Originally a comment by Bruce Gorton on Benefits and their absence.

Just a point here, this is not just a problem with Covid-19.

Look at how many of those people work with food.

Now go look at the CDC:

Sick food workers have been implicated in foodborne illness outbreaks caused by at least 14 different germs. Many of these outbreaks could be prevented simply by making sure that food workers don’t work while they are sick.

Now Covid-19 isn’t transmitted through food so far as anybody knows, but its quite startling when you read:

20% of food workers say they worked at least one shift with vomiting or diarrhea in the past year.

Oh yeah and they’re more likely to show up while sick if – it is a busy restaurant that doesn’t give paid leave. 19 states don’t follow the CDC’s food safety protocols, and of those that do they aren’t exactly well enforced.

This was in 2016, and Trump isn’t big on regulation, so I’m guessing not much has changed.

Food poisoning hits one in six Americans every year. In the UK it is closer to one in 66.

While comparing different countries in terms of food born illness isn’t exactly reliable (different countries have different methodologies) I think that big a gap says something in and of itself.

Think about Chipotle. It is famous for giving people diarrhea, as recently as 2018 it was found to be behind an outbreak in Ohio that sickened hundreds of people.

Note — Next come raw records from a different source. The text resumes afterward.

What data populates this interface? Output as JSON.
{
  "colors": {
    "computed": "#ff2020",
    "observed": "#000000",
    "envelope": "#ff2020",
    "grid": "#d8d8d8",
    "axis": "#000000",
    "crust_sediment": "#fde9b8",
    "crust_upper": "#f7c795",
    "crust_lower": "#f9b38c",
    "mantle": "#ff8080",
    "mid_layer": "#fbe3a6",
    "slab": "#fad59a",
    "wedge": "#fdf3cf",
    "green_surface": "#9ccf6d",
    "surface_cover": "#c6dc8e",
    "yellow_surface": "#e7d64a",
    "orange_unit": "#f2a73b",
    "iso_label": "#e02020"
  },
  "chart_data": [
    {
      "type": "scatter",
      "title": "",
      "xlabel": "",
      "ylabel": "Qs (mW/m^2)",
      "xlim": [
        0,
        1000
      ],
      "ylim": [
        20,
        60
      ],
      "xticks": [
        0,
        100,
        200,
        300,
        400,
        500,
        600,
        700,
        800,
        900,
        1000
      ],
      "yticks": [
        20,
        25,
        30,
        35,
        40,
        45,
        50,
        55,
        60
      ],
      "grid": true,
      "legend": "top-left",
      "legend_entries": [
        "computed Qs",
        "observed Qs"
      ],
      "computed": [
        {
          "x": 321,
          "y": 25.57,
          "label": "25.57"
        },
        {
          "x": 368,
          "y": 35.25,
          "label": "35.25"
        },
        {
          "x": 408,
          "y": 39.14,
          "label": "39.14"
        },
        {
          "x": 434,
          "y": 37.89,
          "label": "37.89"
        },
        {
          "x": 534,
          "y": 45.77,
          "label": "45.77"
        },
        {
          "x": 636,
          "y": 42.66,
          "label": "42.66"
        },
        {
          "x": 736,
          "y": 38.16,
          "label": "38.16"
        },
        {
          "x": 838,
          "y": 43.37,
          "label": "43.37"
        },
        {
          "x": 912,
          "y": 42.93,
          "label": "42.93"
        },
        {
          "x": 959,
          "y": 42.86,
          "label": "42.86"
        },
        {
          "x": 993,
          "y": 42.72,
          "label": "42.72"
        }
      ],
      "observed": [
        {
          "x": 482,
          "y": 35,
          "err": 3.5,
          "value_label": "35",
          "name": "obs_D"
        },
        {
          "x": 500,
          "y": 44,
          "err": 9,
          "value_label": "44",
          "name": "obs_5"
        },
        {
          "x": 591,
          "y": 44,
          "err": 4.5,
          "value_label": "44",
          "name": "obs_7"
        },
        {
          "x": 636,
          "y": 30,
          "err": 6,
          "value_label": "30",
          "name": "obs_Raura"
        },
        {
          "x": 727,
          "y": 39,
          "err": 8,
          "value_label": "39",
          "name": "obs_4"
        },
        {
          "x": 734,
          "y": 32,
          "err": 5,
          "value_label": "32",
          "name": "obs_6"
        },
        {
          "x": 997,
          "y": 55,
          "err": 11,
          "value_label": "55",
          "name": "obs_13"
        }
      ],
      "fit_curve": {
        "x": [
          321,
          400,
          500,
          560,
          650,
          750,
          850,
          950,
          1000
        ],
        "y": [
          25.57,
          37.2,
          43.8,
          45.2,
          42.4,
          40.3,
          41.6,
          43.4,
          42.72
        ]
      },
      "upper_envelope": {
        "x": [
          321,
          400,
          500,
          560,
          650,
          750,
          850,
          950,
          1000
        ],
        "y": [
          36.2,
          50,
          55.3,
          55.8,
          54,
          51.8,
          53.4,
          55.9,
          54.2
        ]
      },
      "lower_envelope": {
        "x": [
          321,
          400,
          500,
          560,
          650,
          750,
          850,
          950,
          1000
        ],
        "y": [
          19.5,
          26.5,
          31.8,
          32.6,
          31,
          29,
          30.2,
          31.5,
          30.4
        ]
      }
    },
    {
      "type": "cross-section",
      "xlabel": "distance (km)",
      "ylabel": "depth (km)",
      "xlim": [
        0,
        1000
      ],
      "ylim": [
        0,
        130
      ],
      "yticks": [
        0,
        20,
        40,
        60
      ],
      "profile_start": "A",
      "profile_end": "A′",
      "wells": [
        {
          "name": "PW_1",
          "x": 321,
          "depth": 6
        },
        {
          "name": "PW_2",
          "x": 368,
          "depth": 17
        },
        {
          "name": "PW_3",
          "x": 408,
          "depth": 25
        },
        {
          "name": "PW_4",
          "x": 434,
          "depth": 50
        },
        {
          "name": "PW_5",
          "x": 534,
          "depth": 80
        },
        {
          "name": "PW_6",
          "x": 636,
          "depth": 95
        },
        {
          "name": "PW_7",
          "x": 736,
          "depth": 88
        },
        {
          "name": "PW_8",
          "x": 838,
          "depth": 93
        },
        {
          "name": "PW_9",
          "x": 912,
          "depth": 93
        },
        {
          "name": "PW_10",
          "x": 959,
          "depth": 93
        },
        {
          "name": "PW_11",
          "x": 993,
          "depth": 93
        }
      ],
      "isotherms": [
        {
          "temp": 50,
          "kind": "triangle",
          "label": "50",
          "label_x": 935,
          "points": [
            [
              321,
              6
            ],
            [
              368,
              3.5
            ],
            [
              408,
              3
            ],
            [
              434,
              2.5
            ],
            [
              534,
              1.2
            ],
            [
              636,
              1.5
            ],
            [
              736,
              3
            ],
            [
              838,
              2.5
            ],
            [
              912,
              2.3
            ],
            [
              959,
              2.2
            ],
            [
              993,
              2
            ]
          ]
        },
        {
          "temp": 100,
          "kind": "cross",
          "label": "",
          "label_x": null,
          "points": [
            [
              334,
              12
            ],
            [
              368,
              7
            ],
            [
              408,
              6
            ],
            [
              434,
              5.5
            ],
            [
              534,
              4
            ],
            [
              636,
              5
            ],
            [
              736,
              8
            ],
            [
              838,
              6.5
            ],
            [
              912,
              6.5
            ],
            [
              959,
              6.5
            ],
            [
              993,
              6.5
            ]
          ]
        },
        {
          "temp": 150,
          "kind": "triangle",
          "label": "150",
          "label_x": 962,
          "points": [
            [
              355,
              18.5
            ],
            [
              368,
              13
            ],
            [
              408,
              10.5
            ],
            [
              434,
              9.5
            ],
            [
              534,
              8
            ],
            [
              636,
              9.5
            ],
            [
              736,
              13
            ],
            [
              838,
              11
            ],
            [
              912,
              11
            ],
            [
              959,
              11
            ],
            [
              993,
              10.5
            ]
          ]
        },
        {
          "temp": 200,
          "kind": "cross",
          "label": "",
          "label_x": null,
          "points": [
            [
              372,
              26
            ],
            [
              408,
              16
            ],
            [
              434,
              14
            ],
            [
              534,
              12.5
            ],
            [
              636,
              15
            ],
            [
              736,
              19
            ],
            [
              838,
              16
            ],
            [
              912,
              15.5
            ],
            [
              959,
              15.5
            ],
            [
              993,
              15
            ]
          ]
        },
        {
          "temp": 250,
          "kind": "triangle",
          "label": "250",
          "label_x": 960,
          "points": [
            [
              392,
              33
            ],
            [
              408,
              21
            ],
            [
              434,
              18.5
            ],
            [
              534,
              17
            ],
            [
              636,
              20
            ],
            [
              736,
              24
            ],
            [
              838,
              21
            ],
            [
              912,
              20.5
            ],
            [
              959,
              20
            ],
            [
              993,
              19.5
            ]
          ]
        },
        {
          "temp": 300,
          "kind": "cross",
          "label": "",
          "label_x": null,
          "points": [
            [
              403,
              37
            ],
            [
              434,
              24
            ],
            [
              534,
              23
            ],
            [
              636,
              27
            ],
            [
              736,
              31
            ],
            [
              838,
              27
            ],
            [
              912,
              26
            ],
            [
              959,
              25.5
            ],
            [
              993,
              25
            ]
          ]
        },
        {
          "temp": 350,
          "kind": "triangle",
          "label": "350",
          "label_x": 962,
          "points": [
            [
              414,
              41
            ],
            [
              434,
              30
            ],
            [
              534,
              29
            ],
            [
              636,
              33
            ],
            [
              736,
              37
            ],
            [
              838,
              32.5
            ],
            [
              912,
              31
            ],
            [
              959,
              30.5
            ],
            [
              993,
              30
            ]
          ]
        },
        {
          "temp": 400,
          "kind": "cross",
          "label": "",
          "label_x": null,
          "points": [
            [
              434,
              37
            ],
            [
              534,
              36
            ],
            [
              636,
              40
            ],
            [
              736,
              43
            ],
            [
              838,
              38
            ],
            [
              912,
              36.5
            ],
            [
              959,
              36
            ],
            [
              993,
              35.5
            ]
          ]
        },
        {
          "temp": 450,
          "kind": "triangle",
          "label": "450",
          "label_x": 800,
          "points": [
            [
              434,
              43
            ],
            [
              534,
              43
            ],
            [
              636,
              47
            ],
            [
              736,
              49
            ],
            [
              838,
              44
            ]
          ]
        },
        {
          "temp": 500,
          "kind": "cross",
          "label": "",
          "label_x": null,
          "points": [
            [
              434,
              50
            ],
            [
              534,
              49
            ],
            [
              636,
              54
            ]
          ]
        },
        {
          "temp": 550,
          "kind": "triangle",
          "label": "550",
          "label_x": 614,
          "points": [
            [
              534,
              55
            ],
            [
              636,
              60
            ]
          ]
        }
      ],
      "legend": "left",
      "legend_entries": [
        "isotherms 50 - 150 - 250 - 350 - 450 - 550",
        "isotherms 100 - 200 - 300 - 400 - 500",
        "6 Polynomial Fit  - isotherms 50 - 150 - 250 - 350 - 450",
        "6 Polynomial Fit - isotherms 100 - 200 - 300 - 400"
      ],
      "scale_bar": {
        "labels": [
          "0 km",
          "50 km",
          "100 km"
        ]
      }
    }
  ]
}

Well we’re in 2020, and here’s what The Guardian is saying about them:

Earlier this year, Chipotle settled with the city’s (New York) department of consumer and worker protection for firing an employee who took sick leave. The department is also conducting a deeper investigation of the chain’s workplace practices.

Chipotle isn’t the exception, in fact so far as sick leave is concerned it is better than those listed in the tweet – but it speaks to a deeper problem within the US workplace.

You can see that in Donald Trump’s election to president. He’s infamous for being an incredibly shitty boss, he was known for it before he became president, hell he had a TV show that centered on him being a shitty boss, but somehow this was never a big deal.

It was him being “tough” rather than him “having the temperament of a spoiled three-year-old”. And the results are bad, but there is such a culture of expecting the boss to be an asshole that I honestly think he’s going to get a second term anyway because that’s what someone who is in charge looks like for all too many Americans.

There is a recklessness that is actively harming America, that is actively sickening the nation, where being authoritative matters more than being effective. There has got to be a shift towards pragmatic “not being a bastard” at some point.